Always put waste in its own sorting points, never in sorting points for other types of waste. Remember to read the sorting instructions. In cases where it is unclear how waste should be sorted please contact the workshop supervisors.
Avoiding the creation of waste, and utilisation of waste
The most effective form of waste management is to prevent waste from being created. Where possible, the creation of waste should be taken into account already when planning the procurement of equipment, furniture, materials and chemicals. An effort is made to cut down on the overall amount of waste by using materials effectively(i.e. producing as few excess and waste materials as possible) and by providing guidance to staff and student on the use of work methods and equipment that will create as little waste as possible.

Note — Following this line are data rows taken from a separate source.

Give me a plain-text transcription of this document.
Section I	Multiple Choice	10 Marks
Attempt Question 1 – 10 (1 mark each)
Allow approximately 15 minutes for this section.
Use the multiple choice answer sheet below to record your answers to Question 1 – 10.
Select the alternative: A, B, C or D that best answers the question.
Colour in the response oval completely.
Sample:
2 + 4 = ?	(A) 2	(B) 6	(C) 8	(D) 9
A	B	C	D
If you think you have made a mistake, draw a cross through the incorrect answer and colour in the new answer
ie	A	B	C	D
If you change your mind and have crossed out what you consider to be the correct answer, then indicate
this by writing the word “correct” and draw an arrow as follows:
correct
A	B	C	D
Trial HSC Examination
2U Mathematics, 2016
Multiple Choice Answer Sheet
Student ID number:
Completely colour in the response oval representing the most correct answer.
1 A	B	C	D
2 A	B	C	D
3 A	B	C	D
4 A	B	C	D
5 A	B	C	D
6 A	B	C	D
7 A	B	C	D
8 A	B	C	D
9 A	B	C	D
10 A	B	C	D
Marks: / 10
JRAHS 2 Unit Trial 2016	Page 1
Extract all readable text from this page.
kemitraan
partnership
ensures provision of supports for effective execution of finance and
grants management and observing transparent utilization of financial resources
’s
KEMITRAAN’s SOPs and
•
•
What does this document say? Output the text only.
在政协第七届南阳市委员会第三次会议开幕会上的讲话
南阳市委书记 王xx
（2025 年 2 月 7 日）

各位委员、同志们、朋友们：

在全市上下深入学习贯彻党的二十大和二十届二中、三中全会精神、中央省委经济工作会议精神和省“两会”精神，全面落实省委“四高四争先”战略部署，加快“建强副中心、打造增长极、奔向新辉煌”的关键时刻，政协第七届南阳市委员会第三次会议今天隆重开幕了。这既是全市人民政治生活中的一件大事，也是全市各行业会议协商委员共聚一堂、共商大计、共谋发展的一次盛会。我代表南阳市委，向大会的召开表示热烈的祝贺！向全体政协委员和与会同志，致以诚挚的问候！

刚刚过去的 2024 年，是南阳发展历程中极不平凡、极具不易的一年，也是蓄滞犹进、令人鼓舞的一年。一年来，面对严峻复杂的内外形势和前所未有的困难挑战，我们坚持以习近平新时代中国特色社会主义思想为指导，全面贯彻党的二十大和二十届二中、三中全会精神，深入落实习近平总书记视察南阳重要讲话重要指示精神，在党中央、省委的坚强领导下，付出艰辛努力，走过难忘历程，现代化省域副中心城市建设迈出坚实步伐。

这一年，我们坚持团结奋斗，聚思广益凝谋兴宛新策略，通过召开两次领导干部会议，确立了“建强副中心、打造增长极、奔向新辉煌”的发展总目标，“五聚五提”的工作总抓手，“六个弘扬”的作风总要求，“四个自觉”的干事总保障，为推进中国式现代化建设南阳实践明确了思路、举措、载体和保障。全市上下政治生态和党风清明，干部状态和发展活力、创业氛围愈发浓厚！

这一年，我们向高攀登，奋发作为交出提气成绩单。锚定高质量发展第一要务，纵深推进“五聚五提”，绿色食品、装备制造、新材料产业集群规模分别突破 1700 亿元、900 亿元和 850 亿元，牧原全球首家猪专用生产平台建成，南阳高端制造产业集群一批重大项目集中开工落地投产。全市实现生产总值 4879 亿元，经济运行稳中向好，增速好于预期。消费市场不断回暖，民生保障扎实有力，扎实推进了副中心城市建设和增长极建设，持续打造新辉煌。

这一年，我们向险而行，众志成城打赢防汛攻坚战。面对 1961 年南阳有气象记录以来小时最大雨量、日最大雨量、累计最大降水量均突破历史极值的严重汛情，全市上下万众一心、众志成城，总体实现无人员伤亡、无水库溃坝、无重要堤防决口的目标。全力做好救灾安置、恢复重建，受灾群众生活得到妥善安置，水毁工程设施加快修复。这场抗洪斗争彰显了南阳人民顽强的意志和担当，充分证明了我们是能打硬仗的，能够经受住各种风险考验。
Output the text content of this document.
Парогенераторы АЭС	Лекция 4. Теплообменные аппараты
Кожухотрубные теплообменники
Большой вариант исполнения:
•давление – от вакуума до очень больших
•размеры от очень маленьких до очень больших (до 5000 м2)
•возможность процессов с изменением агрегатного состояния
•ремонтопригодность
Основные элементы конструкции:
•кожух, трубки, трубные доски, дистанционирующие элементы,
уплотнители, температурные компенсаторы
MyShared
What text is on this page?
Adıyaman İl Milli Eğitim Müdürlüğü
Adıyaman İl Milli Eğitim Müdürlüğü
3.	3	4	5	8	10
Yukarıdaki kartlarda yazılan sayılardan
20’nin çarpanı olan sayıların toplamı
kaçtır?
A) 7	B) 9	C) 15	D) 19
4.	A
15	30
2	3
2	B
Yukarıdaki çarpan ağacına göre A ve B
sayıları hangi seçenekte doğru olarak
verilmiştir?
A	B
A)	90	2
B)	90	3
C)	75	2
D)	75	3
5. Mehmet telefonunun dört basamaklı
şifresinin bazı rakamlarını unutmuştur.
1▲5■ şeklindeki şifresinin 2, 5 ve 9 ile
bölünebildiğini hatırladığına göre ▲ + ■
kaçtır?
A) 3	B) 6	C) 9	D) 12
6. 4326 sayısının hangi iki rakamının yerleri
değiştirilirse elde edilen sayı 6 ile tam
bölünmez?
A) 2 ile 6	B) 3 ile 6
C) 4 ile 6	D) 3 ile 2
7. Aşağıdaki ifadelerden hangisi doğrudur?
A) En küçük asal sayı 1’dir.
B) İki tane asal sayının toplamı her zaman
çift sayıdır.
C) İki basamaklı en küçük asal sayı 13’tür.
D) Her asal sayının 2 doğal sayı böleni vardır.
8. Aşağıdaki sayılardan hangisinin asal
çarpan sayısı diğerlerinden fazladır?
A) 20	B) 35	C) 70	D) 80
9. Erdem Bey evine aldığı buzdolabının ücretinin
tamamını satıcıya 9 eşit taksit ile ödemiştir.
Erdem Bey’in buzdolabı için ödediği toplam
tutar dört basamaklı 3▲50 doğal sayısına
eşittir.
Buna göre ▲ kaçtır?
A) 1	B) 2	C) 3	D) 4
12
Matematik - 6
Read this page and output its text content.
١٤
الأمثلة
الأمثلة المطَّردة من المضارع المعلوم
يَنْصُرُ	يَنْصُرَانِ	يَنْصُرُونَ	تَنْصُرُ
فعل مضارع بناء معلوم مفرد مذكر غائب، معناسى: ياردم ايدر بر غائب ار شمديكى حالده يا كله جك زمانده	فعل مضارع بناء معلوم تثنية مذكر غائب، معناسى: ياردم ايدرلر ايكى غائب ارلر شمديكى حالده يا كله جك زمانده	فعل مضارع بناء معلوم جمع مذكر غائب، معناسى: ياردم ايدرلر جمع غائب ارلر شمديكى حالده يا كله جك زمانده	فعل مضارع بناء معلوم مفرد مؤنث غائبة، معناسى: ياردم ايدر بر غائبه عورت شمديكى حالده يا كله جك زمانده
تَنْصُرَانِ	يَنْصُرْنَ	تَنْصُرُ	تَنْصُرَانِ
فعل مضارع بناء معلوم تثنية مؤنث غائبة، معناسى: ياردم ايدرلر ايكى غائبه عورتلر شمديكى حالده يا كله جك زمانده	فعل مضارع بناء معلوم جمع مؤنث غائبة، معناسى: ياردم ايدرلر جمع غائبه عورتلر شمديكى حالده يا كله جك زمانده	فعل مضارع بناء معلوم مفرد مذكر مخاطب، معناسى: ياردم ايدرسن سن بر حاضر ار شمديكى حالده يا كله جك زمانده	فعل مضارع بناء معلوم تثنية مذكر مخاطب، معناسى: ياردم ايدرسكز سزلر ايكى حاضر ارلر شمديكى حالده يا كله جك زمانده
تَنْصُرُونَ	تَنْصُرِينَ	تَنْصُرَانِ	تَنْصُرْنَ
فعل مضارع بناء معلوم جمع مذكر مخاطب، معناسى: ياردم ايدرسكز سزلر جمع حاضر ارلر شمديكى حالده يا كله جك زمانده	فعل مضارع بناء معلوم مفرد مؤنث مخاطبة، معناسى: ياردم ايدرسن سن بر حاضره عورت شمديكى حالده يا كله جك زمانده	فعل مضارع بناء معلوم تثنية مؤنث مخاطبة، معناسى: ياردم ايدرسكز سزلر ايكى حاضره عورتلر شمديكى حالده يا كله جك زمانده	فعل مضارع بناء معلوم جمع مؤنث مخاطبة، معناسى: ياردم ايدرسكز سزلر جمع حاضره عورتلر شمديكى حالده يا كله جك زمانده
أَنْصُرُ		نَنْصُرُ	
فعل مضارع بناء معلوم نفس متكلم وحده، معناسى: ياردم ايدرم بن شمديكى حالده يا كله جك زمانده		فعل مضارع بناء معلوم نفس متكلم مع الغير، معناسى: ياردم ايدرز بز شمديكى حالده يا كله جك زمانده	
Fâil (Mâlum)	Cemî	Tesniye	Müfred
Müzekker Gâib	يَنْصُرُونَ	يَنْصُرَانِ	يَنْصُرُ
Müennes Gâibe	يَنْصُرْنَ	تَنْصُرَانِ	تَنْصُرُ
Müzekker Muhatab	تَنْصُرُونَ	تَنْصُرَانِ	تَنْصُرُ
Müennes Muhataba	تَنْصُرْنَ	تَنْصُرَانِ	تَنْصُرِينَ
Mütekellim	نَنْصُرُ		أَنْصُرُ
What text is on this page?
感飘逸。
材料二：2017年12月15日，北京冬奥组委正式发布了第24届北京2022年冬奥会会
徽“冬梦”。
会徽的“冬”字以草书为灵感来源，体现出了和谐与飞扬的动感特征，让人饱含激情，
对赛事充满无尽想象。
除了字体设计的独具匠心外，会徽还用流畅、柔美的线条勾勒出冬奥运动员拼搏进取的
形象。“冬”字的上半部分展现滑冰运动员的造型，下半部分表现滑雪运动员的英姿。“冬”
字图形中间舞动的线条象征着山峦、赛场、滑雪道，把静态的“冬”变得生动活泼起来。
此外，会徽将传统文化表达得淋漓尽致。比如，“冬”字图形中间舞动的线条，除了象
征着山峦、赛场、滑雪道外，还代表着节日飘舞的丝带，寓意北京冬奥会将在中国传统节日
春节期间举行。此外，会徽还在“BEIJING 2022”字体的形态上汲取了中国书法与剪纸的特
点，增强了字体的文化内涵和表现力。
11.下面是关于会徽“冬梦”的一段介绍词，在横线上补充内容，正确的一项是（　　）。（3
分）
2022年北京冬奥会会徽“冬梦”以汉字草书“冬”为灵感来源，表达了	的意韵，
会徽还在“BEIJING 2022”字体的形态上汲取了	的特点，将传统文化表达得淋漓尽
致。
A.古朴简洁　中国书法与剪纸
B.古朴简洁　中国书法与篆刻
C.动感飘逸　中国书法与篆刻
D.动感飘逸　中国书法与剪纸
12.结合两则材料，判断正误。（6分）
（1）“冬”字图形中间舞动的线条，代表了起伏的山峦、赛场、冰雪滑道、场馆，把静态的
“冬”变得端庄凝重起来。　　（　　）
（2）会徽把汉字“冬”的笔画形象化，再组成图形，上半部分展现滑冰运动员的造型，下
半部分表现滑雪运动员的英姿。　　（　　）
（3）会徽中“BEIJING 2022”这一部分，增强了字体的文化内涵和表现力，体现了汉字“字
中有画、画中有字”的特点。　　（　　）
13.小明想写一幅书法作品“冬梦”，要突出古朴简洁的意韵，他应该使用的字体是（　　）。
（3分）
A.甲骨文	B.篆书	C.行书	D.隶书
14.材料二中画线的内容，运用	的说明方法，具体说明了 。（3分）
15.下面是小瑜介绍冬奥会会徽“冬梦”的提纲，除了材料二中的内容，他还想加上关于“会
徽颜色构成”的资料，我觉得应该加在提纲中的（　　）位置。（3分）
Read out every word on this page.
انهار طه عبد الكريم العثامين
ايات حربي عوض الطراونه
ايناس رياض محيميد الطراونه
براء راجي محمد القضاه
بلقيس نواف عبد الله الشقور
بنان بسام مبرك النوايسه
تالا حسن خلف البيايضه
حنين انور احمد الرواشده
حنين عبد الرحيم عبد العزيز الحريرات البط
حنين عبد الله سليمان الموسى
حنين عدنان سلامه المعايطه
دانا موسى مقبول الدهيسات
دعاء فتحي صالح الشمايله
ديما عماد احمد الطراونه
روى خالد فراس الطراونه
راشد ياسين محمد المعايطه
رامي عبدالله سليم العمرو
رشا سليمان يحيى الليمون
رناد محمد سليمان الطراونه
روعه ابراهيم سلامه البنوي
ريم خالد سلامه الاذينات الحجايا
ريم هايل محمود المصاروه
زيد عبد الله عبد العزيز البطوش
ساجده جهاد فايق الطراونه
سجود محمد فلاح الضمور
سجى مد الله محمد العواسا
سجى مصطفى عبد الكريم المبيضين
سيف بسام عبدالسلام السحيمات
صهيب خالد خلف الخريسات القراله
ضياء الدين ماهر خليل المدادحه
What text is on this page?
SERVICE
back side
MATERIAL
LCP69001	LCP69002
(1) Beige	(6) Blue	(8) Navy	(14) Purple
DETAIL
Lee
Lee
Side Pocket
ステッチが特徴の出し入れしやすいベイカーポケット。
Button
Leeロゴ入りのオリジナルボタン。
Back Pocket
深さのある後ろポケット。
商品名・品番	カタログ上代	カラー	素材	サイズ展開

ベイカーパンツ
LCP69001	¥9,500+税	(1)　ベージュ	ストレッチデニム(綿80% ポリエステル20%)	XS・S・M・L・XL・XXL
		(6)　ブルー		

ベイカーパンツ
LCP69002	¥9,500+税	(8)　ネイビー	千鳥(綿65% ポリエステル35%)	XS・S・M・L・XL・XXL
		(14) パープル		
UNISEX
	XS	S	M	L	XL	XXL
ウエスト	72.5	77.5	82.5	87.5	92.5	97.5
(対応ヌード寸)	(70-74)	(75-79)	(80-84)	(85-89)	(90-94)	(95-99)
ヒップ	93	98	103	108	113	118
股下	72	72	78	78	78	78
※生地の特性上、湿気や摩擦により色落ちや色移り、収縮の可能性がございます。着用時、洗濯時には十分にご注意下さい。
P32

If and when materials become unneeded, the following utilisation principle should be complied with where possible:
- As a rule, an effort is made to recycle materials, equipment, and furniture that are no longer needed in their original form (internal recycling at ARTS, the Helsinki area’s recycling centre etc. /update, repair/service/reuse...). When this is not possible the alternative is to recycle materials as raw materials for industry (paper, glass, metal, biological waste...). The third option, which is the least effective utilisation method, is to burn waste to create energy (energy waste and private households).
- There is no benefit in landfill waste, it only causes both ecological and economical harm.
The borrowing and recycling of inhouse equipment, furniture and materials is encouraged and an effort is made to increase these where possible. Onni’s Taikeri hosts a sales and purchase sections, which we recommend everyone uses. Furniture and equipment that are no longer used by the school must when necessary be delivered in their original form to a recycling point such as Kierrätyskeskus (the Helsinki metropolitan area’s recycling centre, which also has a pick-up service) or other parties who will utilise these. Kierrätyskeskus will also pick up materials suited for arts and crafts (wood, textiles, etc.) for use by schools and day-care centres.